DER VERFALL DER “EUROPÄISCHEN UNION” (II) : Gänsemarsch der Tontauben
DER VERFALL DER “EUROPÄISCHEN UNION” (I) : Aufprall am Grundgesetz und radikaler Strategiewechsel
Von EU zur „Euro-Zone“, von „Union“ zu „Föderation“ von „Europa“ zu „Kerneuropa“. Teil 2 der Artikelserie zu einer orwellschen Wende der imperialen Nomenklatura und ihrer Geostrategen.
Am Sonntag, dem 30.Oktober veröffentliche ich auf Radio Utopie das „BULLETIN 3: Hilfestellung in Zeiten des Umbruchs“. Darin prognostiziere ich folgendes:
„Neuwahlen sollen “stabile Verhältnisse” bringen, soll heißen – die für Vollendung des Staatsstreichs gegen die Republik so herbei gesehnten neuen alten groß-koalitionären Gewohnheiten. Als nächster Schritt soll dann, in einem letzten, verzweifelten Akt gescheiterter Möchtegern-Putschisten und “Strategen” einer neuen Weltordnung, eine Volksabstimmung das Grundgesetz als Verfassung ablösen und durch eine neue Verfassung ersetzen, die als Rechtsordnung eines Bundesstaates der geplanten “Vereinigten Staaten von Europa” vorkonzipiert ist.
Startschuss dieses Programms wird vor dem am 3. November in Cannes beginnenden Gipfel der Zentralbanker und Regierungsleiter aus dem G20-Verbund eine bereits morgen urplötzlich ausbrechende erneute “Krise” des Kapitals sein.

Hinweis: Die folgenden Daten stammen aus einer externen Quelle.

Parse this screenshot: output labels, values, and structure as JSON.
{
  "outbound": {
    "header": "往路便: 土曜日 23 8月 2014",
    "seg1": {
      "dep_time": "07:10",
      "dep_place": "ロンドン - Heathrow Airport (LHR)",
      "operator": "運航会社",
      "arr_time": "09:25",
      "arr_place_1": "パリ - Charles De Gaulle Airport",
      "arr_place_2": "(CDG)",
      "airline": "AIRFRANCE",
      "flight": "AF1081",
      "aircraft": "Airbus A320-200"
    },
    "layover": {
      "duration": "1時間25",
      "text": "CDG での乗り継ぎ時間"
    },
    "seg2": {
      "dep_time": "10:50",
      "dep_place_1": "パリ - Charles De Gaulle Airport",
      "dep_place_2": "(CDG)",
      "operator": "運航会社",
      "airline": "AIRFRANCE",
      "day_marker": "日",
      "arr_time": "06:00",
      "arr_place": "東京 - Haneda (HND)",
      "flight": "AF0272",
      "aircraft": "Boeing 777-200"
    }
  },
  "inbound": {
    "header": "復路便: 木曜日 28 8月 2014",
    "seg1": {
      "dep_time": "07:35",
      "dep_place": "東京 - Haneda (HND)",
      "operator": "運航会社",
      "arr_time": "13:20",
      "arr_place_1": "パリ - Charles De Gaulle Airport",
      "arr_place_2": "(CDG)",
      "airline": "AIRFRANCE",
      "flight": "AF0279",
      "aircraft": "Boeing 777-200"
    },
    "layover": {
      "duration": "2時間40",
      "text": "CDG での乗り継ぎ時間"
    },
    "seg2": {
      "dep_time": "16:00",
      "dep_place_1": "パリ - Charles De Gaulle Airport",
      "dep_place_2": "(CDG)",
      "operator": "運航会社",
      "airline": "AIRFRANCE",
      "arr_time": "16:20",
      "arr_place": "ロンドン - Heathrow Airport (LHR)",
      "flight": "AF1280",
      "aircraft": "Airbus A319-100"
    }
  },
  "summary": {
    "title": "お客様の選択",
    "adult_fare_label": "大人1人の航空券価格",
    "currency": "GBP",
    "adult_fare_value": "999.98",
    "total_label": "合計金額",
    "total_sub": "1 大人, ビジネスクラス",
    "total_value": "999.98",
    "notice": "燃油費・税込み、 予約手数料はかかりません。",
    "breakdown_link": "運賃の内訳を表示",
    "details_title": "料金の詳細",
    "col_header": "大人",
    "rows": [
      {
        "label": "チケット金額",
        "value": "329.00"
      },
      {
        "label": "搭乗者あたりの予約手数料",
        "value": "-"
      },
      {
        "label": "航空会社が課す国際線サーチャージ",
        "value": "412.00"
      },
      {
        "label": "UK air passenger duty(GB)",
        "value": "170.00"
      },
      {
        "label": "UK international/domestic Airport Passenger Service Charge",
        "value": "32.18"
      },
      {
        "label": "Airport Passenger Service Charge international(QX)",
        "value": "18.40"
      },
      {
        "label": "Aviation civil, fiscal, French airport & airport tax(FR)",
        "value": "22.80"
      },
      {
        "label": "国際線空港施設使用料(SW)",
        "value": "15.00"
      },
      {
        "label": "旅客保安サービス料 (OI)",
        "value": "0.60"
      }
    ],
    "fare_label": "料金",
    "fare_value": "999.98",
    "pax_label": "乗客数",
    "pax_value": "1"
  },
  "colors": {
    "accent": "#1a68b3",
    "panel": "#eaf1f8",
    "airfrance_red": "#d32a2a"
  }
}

War es im September 2008 die im Jahre 1850 gegründete Bank Lehman Brothers, die als kleines Opfer des internationalen Banken-Kartells dessen Pläne voran brachte, wird es morgen ein anderes Konsortium sein, etwa MF Global, hervorgegangen aus der 1783 in London gegründeten Man Group.“
Tatsächlich bricht am nächsten Tag MF Global zusammen, das sich auf Derivate-Handel spezialisiert und mit Staatsanleihen europäischer Länder spekuliert hat und als Londoner Rechtsvertretung das Anwalts-Konsortium Weil, Gotshal & Manges LLP unterhält, ebenfalls Rechtsvertretung von Lehman Brothers Holdings Inc. (Wie prognostiziert: Opfer MF Global, neue “Krise” des Kapitals – Hintergründe)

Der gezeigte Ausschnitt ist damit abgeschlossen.